In Blink, Malcolm Gladwell states that much of how we communicate is not what we say, but how we say it. And when you’re talking on the phone, all you have is your voice. My first manager and mentor at Microsoft taught me that you really can tell when someone is smiling when they talk – and it makes a huge difference.
4. Enjoy the flexibility.
The biggest thing that working from home afforded me was flexibility. In a lot of cases, my manages was comfortable with me working not from my own home in Seattle, but from my parents’ home in Texas for sometimes a full week. This meant that I could spend real time with my family in Texas or with my girlfriend in San Francisco. Rather than arriving on a Wednesday evening, celebrating Thursday and Friday of Thanksgiving with the family, and jetting-out on Sunday evening, I could fly in 5 days before, stay a few extra days after, and work remotely those days or take a few of them off and work the rest.

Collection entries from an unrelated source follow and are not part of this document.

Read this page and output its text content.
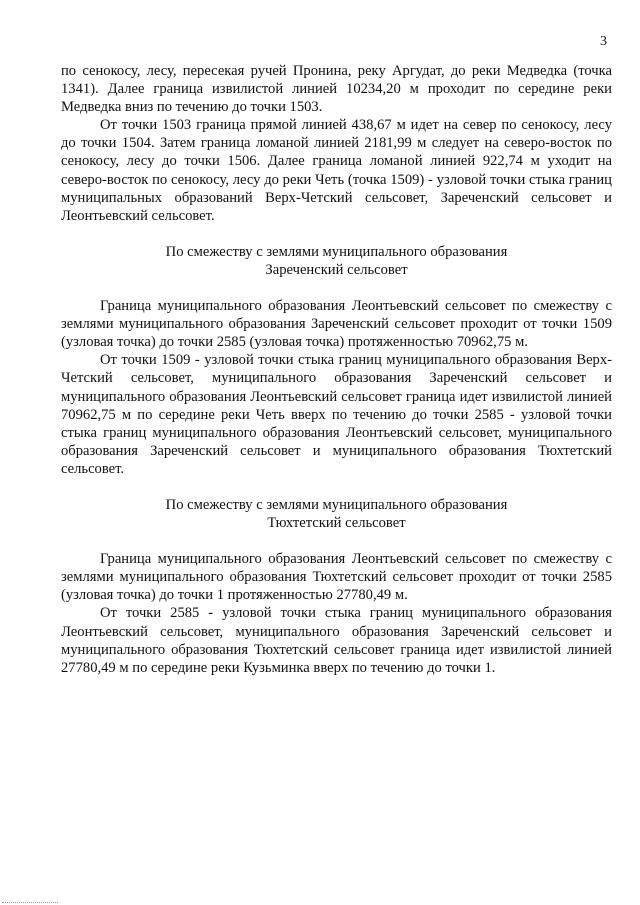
3

по сенокосу, лесу, пересекая ручей Пронина, реку Аргудат, до реки Медведка (точка 1341). Далее граница извилистой линией 10234,20 м проходит по середине реки Медведка вниз по течению до точки 1503.

От точки 1503 граница прямой линией 438,67 м идет на север по сенокосу, лесу до точки 1504. Затем граница ломаной линией 2181,99 м следует на северо-восток по сенокосу, лесу до точки 1506. Далее граница ломаной линией 922,74 м уходит на северо-восток по сенокосу, лесу до реки Четь (точка 1509) - узловой точки стыка границ муниципальных образований Верх-Четский сельсовет, Зареченский сельсовет и Леонтьевский сельсовет.

По смежеству с землями муниципального образования
Зареченский сельсовет

Граница муниципального образования Леонтьевский сельсовет по смежеству с землями муниципального образования Зареченский сельсовет проходит от точки 1509 (узловая точка) до точки 2585 (узловая точка) протяженностью 70962,75 м.

От точки 1509 - узловой точки стыка границ муниципального образования Верх-Четский сельсовет, муниципального образования Зареченский сельсовет и муниципального образования Леонтьевский сельсовет граница идет извилистой линией 70962,75 м по середине реки Четь вверх по течению до точки 2585 - узловой точки стыка границ муниципального образования Леонтьевский сельсовет, муниципального образования Зареченский сельсовет и муниципального образования Тюхтетский сельсовет.

По смежеству с землями муниципального образования
Тюхтетский сельсовет

Граница муниципального образования Леонтьевский сельсовет по смежеству с землями муниципального образования Тюхтетский сельсовет проходит от точки 2585 (узловая точка) до точки 1 протяженностью 27780,49 м.

От точки 2585 - узловой точки стыка границ муниципального образования Леонтьевский сельсовет, муниципального образования Зареченский сельсовет и муниципального образования Тюхтетский сельсовет граница идет извилистой линией 27780,49 м по середине реки Кузьминка вверх по течению до точки 1.
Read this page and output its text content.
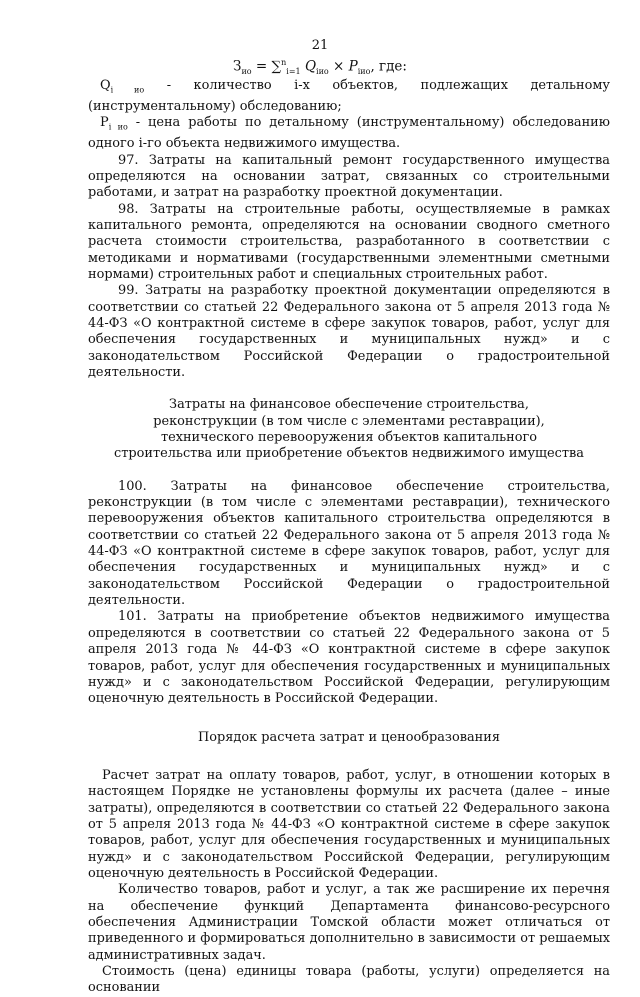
21
$З_{ио} = \sum^n_{i=1}$ $Q_{iио} \times P_{iио}$, где:

$Q_{i ио}$ - количество i-х объектов, подлежащих детальному (инструментальному) обследованию;

$P_{i ио}$ - цена работы по детальному (инструментальному) обследованию одного i-го объекта недвижимого имущества.

97. Затраты на капитальный ремонт государственного имущества определяются на основании затрат, связанных со строительными работами, и затрат на разработку проектной документации.

98. Затраты на строительные работы, осуществляемые в рамках капитального ремонта, определяются на основании сводного сметного расчета стоимости строительства, разработанного в соответствии с методиками и нормативами (государственными элементными сметными нормами) строительных работ и специальных строительных работ.

99. Затраты на разработку проектной документации определяются в соответствии со статьей 22 Федерального закона от 5 апреля 2013 года № 44-ФЗ «О контрактной системе в сфере закупок товаров, работ, услуг для обеспечения государственных и муниципальных нужд» и с законодательством Российской Федерации о градостроительной деятельности.

Затраты на финансовое обеспечение строительства,

реконструкции (в том числе с элементами реставрации),

технического перевооружения объектов капитального

строительства или приобретение объектов недвижимого имущества

100. Затраты на финансовое обеспечение строительства, реконструкции (в том числе с элементами реставрации), технического перевооружения объектов капитального строительства определяются в соответствии со статьей 22 Федерального закона от 5 апреля 2013 года № 44-ФЗ «О контрактной системе в сфере закупок товаров, работ, услуг для обеспечения государственных и муниципальных нужд» и с законодательством Российской Федерации о градостроительной деятельности.

101. Затраты на приобретение объектов недвижимого имущества определяются в соответствии со статьей 22 Федерального закона от 5 апреля 2013 года № 44-ФЗ «О контрактной системе в сфере закупок товаров, работ, услуг для обеспечения государственных и муниципальных нужд» и с законодательством Российской Федерации, регулирующим оценочную деятельность в Российской Федерации.

Порядок расчета затрат и ценообразования

Расчет затрат на оплату товаров, работ, услуг, в отношении которых в настоящем Порядке не установлены формулы их расчета (далее – иные затраты), определяются в соответствии со статьей 22 Федерального закона от 5 апреля 2013 года № 44-ФЗ «О контрактной системе в сфере закупок товаров, работ, услуг для обеспечения государственных и муниципальных нужд» и с законодательством Российской Федерации, регулирующим оценочную деятельность в Российской Федерации.

Количество товаров, работ и услуг, а так же расширение их перечня на обеспечение функций Департамента финансово-ресурсного обеспечения Администрации Томской области может отличаться от приведенного и формироваться дополнительно в зависимости от решаемых административных задач.

Стоимость (цена) единицы товара (работы, услуги) определяется на основании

Working from home also allowed me to live in Belltown in downtown Seattle, rather than Redmond, without worrying about a harrowing commute 5 days a week. Whereas that commute might be daunting and a huge time-waster to do 5 days a week, I knew that I would only need to do it 3-4 days a week on average.
5. Punctuality and Professionalism.
Punctuality is probably the most important thing in the virtual-business world. In a world where we’re all over-scheduled, being 5 minutes late to a meeting is highly disrespectful, even more so considering you didn’t even have to drive over from someplace else – all you needed to do was pick up a phone on-time. But we all know that shit happens, and so professionalism comes into play. Don’t over-book yourself, leave time between meetings/calls to take notes, run to the bathroom, etc., and if you’re going to be late – send an email well-in-advance, or just schedule the meeting for 15-minutes past the hour instead. Finally, in a world where we’re all interfacing, assigning action items, and doling out deliverables, it’s very important to be clear on the outcomes and deadlines from each meeting, if for no other reason than that’s its damn hard to get someone on the phone, and you’d rather not chase them down a second time.
6. Don’t. Just don’t work from home.
I say this in jest, but the truth is that from the point of view of the company, working from home bleeds productivity and retards communication. When I worked for the Public Sector team at Microsoft, one third of the marketing team worked from Redmond, one third from Washington D.C., and fully one-third worked remotely. And therefore, in a lot of ways, there was little downside if I wanted to work from home. But on the days that many of us would come into the office I definitely noticed that work moved faster. When Jason was in the office with me, and I had a question, I could stand-up, peer over the wall of my cube, yell his name, and, if he was free, we would chat, I would get my answer, and move on. When I worked from home, time became measured in 30-minute Outlook-scheduled chunks – I had to find 30 minutes on his calendar, he was busy and would propose a new time – perhaps next week when things calmed down. I could pick-up the phone, but in our highly-scheduled world, the only free moments were often the few moments between when his 10:30 call ended (if it ended early at all), and his 11AM call began. Certainly, when I’m the CEO of my own company, working from home is going to be something that’s highly regulated. But maybe that’s just me.